Now let's test it on some data. We will use a window size of 4. Although the code is sped up with the use of the LB Keogh bound and the dynamic time warping locality constraint, it may still take a few minutes to run.

train = np.genfromtxt('datasets/train.csv', delimiter='\t')
test = np.genfromtxt('datasets/test.csv', delimiter='\t')
print knn(train,test,4)

The result is

alt text

The same idea can also be applied to k-means clustering. In this algorithm, the number of clusters is set apriori and similar time series are clustered together.

import random

def k_means_clust(data,num_clust,num_iter,w=5):
    centroids=random.sample(data,num_clust)
    counter=0
    for n in range(num_iter):
        counter+=1
        print counter
        assignments={}
        #assign data points to clusters
        for ind,i in enumerate(data):
            min_dist=float('inf')
            closest_clust=None
            for c_ind,j in enumerate(centroids):
                if LB_Keogh(i,j,5)<min_dist:
                    cur_dist=DTWDistance(i,j,w)
                    if cur_dist<min_dist:
                        min_dist=cur_dist
                        closest_clust=c_ind
            if closest_clust in assignments:
                assignments[closest_clust].append(ind)
            else:
                assignments[closest_clust]=[]
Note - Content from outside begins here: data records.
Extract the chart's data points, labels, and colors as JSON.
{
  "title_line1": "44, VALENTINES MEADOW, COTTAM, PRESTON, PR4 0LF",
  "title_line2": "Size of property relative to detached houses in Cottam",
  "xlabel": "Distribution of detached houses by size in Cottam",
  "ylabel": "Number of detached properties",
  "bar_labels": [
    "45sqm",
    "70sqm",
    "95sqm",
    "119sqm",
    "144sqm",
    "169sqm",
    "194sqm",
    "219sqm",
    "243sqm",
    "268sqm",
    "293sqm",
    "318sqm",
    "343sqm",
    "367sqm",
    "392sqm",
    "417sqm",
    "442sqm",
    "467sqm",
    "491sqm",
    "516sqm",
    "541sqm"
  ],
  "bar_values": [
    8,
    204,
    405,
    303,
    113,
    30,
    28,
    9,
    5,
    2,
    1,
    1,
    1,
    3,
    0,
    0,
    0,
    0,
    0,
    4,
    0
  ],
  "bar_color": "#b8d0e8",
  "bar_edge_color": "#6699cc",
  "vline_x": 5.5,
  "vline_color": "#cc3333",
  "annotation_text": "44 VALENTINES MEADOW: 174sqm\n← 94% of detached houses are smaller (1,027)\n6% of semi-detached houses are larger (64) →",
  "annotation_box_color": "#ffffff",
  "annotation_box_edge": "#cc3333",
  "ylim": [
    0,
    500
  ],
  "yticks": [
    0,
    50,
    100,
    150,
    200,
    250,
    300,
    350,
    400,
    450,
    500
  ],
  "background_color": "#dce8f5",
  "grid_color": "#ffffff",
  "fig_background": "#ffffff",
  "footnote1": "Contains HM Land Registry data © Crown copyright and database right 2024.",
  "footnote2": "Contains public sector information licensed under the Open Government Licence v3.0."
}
        #recalculate centroids of clusters
        for key in assignments:
            clust_sum=0
            for k in assignments[key]:
                clust_sum=clust_sum+data[k]
            centroids[key]=[m/len(assignments[key]) for m in clust_sum]

    return centroids

Let's test it on the entire data set (i.e. the training set and the test set stacked together).

train = np.genfromtxt('datasets/train.csv', delimiter='\t')
test = np.genfromtxt('datasets/test.csv', delimiter='\t')
data=np.vstack((train[:,:-1],test[:,:-1]))

import matplotlib.pylab as plt

centroids=k_means_clust(data,4,10,4)
for i in centroids:

    plt.plot(i)

plt.show()

alt text

Code

The code used in this blog post can be found in my gitHub repo.

References

The vast majority of research in this area is done by Dr. Eamonn Keogh's group at UC Riverside. All of the relevant papers are referenced in the group's webpage.